The owner of the WWE’s necktie game is one-of-a-kind

Vincent Kennedy McMahon, the owner of the WWE, was back at it again over the weekend, inducting the Undertaker into the promotion’s Hall of Fame on Friday night and then taking to the ring on Sunday night in an impromptu match against former NFL punter/Aaron Rodgers BFF Pat McAfee. In each instance, of course, he was wearing one of his signature contrast ties.

During the Hall of Fame ceremony, McMahon kept things clean and simple, pairing his tuxedo with a black and gray contrast tie. Yesterday, however, he reverted to a more festive blue and yellow paisley tie with a solid blue knot. 

McMahon’s contrast ties are typically Listerine blue or black. They’re always silky. And always contrast — meaning the knot is one color, typically of the solid variety. While the pattern elsewhere isn’t dissimilar to the carpeting inside of a Vegas casino. Say what you want about wrestling’s supreme overlord — and many have — but the guy is, if nothing else, sartorially consistent. In fact, McMahon has done more for the contrast tie than just about any other public figure. 

As far as where they come from, my best guess is the Sunshine State. Specifically, the only ones I could track down are from Palm Beach and the “young-minded team of people” at Paul Malone Palm Beach, who have, “out of the urge to create ties for men that are of the highest quality,” produced these bilateral fabrics since some time in the 1990s. 

How much are they? Cheap — really cheap. They can be purchased in just about any combination for $19.97, meaning you can have a different one for every night of Monday Night Raw for months at a time. (McMahon likely has them made for him at a much higher price point.) They have won over at least one wrestling fan. “Vince has been a step or two ahead of men’s fashion the last few years,” wrote a since-deleted redditor who has apparently never heard of the 1980s. “He was one of the first guys I saw whose collar was a different color from the rest of the shirt.”

Actual style experts say that while the contrast spread collar dress shirt is a perfectly acceptable — albeit uber-preppy — sartorial style move, the necktie equivalent comes with less stylistic authority.

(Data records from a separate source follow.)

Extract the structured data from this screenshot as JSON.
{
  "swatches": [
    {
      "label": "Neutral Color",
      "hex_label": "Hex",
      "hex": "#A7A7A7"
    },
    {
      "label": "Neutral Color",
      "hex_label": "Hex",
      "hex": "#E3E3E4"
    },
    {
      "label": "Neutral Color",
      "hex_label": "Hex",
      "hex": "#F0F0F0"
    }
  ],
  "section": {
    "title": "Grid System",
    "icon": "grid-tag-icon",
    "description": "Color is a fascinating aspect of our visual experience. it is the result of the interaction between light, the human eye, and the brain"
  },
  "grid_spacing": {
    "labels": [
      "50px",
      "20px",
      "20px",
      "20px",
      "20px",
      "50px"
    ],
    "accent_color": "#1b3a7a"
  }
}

So it’s heartening to know that not all wrestling fans are hot under the collar for McMahon’s look. “Oh god, he had a (I think) a pink/blue one of the same style on a few weeks ago, it looked hideous like that,” wrote redditor Snerkie on the wrestling subreddit. “Someone needs to help him on his style.”

In fairness, this is a man whose business is more clotheslines than, you know, actual clothes.